Ainsi, les notables votèrent pour les notables. Les commerçants en firent autant et les paysans, de même. D'évidence, dans chaque groupe, les avis étaient partagés et les prétendants ne faisaient pas l'unanimité. Les différences d'opinions générèrent quelques discordes, mais les huissiers du Pays de Providence réalisèrent des tableaux de notation permettant de sélectionner les candidats selon leurs motivations, leurs caractéristiques, leur savoir, leur loyauté, leur réputation, leur statut, leur investissement associatif, leur participation active dans la cité, leurs initiatives locales ou leurs innovations.

Les postulants étaient nombreux à s'inscrire pour être élus, mais beaucoup ne répondaient pas aux critères demandés. Notée au-dessous de la moyenne, la majorité fut éliminée au premier tour. Au deuxième dépouillement, les trente personnes les mieux classées obtinrent le droit de demeurer six jours durant au Château et prendre part aux festivités. Trente chanceux, dont un tiers étaient des femmes, s'apprêtaient à vivre un moment exceptionnel. Les habitants du Pays leur organisèrent des banquets pour les féliciter et les fêter dignement. Ce fut l'occasion pour les trente bienheureux d'entendre mille recommandations sur les us et coutumes du château et d'apprendre les règles du savoir-vivre à la Cour.

Parmi les trente élus, une paysanne de dix-huit ans fut choisie pour sa personnalité et son savoir-faire médicinal. Blanche-Prudence, de son prénom, concoctait depuis ses quatorze ans des traitements préventifs et curatifs à base de produits naturels. Cette passion pour les thérapies ancestrales et les médecines douces à base de décoctions, de macérations et d'infusions profitait aux habitants du Pays de Providence qui pour certains, y avaient eu souvent recours et en étaient fort satisfaits. Le tempérament de Blanche-Prudence l'avait aussi servie pour sa sélection et sa nomination.

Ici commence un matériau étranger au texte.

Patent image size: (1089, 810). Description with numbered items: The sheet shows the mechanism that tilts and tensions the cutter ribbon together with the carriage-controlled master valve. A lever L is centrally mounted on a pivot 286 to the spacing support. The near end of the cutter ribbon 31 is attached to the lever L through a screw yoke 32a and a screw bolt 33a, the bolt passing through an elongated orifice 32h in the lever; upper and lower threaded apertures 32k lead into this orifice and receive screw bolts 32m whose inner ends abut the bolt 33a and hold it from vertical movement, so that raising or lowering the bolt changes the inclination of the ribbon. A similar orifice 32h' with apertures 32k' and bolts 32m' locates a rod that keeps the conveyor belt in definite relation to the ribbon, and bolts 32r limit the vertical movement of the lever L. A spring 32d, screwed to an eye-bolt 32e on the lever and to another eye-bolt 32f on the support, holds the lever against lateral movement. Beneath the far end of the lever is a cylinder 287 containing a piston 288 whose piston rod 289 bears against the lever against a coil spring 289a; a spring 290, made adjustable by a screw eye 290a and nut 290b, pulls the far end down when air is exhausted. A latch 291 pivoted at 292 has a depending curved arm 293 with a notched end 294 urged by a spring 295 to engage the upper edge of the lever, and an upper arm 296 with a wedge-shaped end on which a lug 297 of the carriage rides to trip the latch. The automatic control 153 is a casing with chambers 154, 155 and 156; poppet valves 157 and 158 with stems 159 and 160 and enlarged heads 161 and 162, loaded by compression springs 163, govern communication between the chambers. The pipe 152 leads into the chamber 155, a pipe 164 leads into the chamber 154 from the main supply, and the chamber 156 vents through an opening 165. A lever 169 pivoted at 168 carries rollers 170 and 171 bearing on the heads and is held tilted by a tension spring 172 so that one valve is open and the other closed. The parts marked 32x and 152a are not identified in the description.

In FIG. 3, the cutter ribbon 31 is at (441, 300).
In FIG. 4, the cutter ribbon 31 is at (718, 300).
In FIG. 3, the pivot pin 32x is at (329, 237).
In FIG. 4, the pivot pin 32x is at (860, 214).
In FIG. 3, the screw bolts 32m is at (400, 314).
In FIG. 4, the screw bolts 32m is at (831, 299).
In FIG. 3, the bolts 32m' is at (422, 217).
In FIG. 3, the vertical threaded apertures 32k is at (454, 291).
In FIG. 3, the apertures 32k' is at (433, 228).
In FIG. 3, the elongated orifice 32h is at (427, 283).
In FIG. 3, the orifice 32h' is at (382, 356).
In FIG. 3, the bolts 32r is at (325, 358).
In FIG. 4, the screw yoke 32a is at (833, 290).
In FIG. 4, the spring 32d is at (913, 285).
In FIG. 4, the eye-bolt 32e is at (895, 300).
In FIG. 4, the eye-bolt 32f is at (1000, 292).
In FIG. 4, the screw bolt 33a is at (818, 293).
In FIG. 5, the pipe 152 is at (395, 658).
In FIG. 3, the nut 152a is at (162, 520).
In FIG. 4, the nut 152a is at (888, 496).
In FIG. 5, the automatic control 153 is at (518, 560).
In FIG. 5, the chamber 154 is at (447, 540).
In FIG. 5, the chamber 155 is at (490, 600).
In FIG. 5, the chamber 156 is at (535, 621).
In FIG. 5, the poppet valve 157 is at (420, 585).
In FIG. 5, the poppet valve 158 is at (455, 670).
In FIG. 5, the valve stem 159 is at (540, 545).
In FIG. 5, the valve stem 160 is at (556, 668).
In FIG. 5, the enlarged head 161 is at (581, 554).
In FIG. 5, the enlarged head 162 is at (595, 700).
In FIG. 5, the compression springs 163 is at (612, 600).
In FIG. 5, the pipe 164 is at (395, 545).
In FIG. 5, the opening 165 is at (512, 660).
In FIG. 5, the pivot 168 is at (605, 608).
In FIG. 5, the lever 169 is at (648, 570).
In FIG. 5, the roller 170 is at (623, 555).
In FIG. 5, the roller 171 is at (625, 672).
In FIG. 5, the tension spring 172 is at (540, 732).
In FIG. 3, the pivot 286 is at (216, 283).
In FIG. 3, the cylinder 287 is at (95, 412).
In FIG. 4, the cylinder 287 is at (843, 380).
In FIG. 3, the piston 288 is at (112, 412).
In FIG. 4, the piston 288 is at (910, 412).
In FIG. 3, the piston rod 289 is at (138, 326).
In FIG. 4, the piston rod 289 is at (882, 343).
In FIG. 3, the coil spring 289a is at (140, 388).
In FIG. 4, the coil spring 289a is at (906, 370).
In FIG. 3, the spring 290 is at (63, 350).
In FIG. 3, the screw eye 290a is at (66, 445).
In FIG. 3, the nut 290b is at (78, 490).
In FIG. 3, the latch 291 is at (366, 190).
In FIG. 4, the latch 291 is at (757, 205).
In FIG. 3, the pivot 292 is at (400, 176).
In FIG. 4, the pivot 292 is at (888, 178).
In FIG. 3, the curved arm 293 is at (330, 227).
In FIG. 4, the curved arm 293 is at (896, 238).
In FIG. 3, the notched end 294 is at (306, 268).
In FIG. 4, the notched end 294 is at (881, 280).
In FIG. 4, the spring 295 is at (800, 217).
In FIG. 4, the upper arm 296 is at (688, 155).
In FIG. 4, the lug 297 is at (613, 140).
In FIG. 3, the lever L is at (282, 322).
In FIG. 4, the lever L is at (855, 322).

Blanche-Prudence s'exprimait d'une voix douce et posée. Ses gestes étaient calmes et elle avait un visage si pur, une bouche si enfantine et des yeux si clairs, que d'un seul regard les anxieux s'apaisaient, les gamins se consolaient, les vieillards s'égayaient et les malades espéraient. Par sa nature et son physique, Blanche-Prudence était déjà un remède à elle toute seule.